かつてはあれほど自分を求めた夫も、結婚後は淡白になり、ただ日々の生活を営むパートナーになった。

外見に気を遣い、綺麗な女であろうとしても、褒めてくれるのは同じ主婦ばかり。

妻でありながらも葛藤を抱える、豊洲在住の遥、港区在住のマキコ、目黒在住の亜希、光が丘在住の紗弥香の4人。

今週は、アイドルにハマってしまった旦那に愛想を尽かせ、同じ既婚者の会計士に心惹かれる紗弥香の揺れ動く心理に迫る。


紗弥香は思った。
何があっても、絶対にこの人を失いたくないと。

マキコ達との食事会で知り合った会計士の野田は、紗弥香が何を必要としているのか、どんな言葉をかけて欲しいかが、透けて見えているようだった。

落ち着いた雰囲気に、知的な会話。大人の女性をスマートにエスコートしてくれる、まさに紗弥香の理想の男性だ。

対して紗弥香の夫は今、若いアイドルグループに夢中で自分には見向きもしない。

年甲斐もなくアイドルの動画を観ながらPCに向かって叫んだりライブに通い詰める様を見ると、怒りと言うよりも侮蔑の感情が湧く。

紗弥香は、そんな夫を見る度に何千回呟いたか分からない独り言を繰り返した。

「何でこんな人と、結婚しちゃったんだろう」



夫婦喧嘩で落ち込むマキコを励ますために開催した六本木でのランチ会は、ワインをボトルでオーダーしたこともあり随分と長引いた。

ほろ酔い気分で解散した紗弥香は、ふと広尾まで足を伸ばし、子供服のfamiliarで娘の洋服や幼稚園の小物を買い足そうと思いつく。

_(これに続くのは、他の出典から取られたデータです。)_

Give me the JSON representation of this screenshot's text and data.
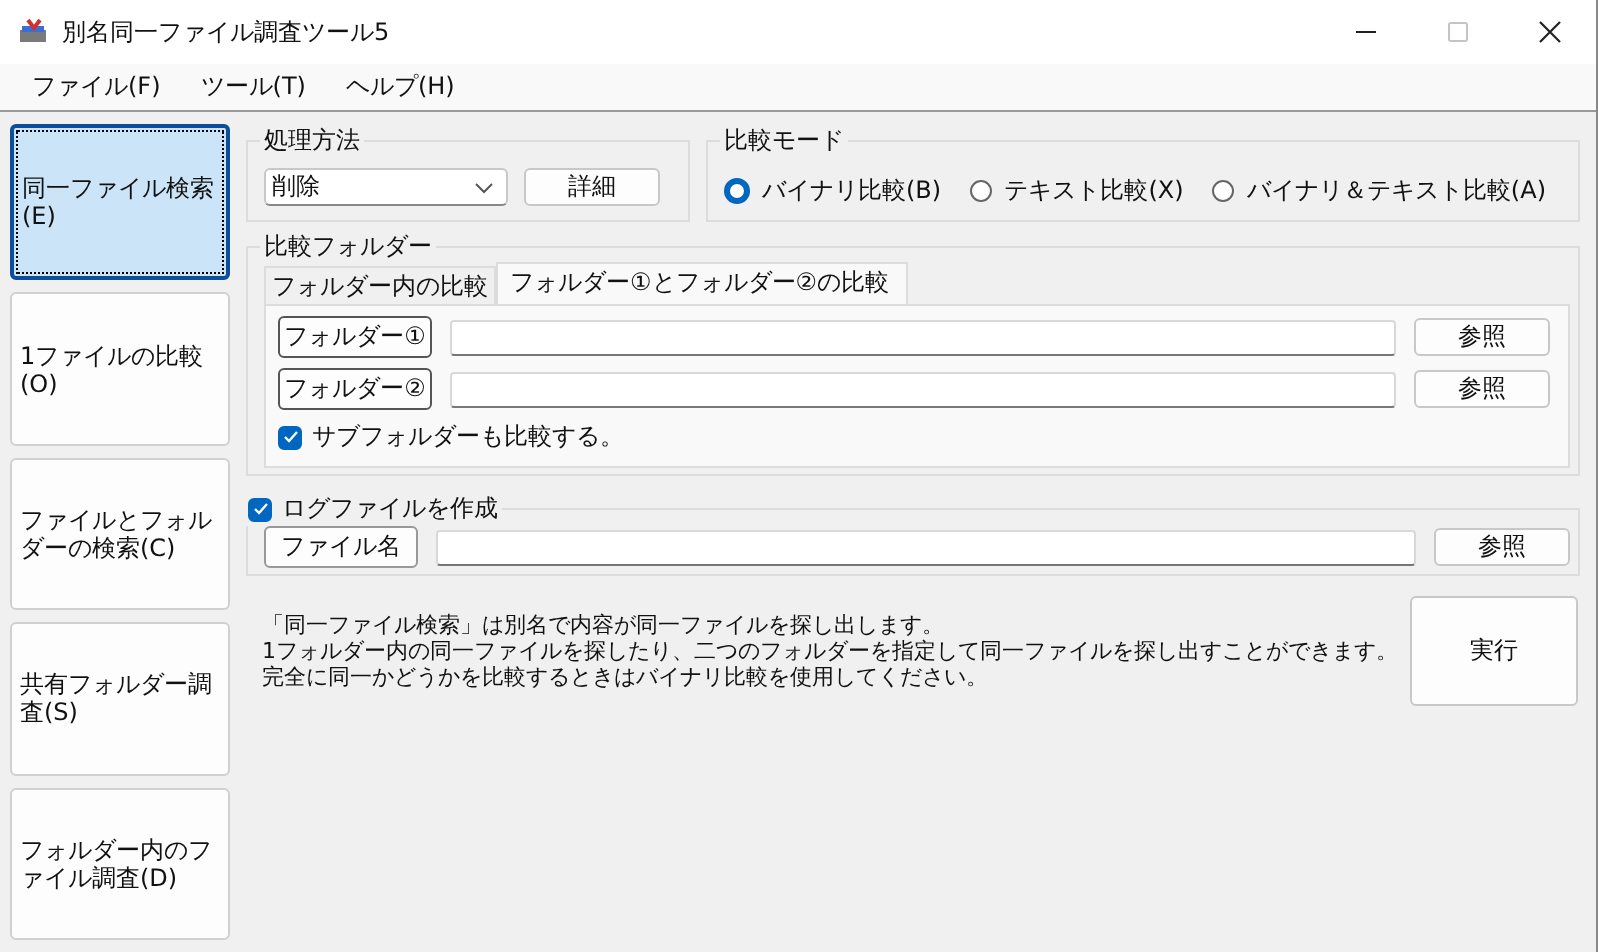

広尾のfamiliarの店内はそう広くないが、店員も丁寧でデパートの店舗よりも居心地が良い。紗弥香はこの店で、ファミリアチェックと呼ばれる印象的なパターンを中心としたデザインのもの、ネイビーを基調にしたシンプルなワンピースなどを次々と選んでいった。

愛娘の為に可愛らしい子供服を選んでいると、紗弥香は母親になって良かったとじんわりと感じることが出来る。あんな夫だけれど、娘の母親になれたという事実のみで、自分の選択は間違っていなかったとも思えるのだ。

やや酔いが残っていたのも手伝い、結局紗弥香は両手いっぱいの紙袋を抱えることになった。幸せな気分に浸ると、本当に好きな相手と取り留めのない会話をしたくなる。紗弥香はスマホを取り出し、野田にLINEメッセージを送った。

ー今日は、マキコ達とランチしてきたの。すっごく美味しいお店で、ワインも飲んで、良い気分。早くまた、会いたいです。

数秒経たないうちに既読になり、すぐに返信が来る。

ー僕も

ー会いたい。今、ちょうど紗弥香ちゃんのこと考えていたんだよ。

まとまった文章を作成する時間を惜しんで、こうして自分にすぐに返信をしようとしてくれる野田のことが、紗弥香は愛おしくてたまらなかった。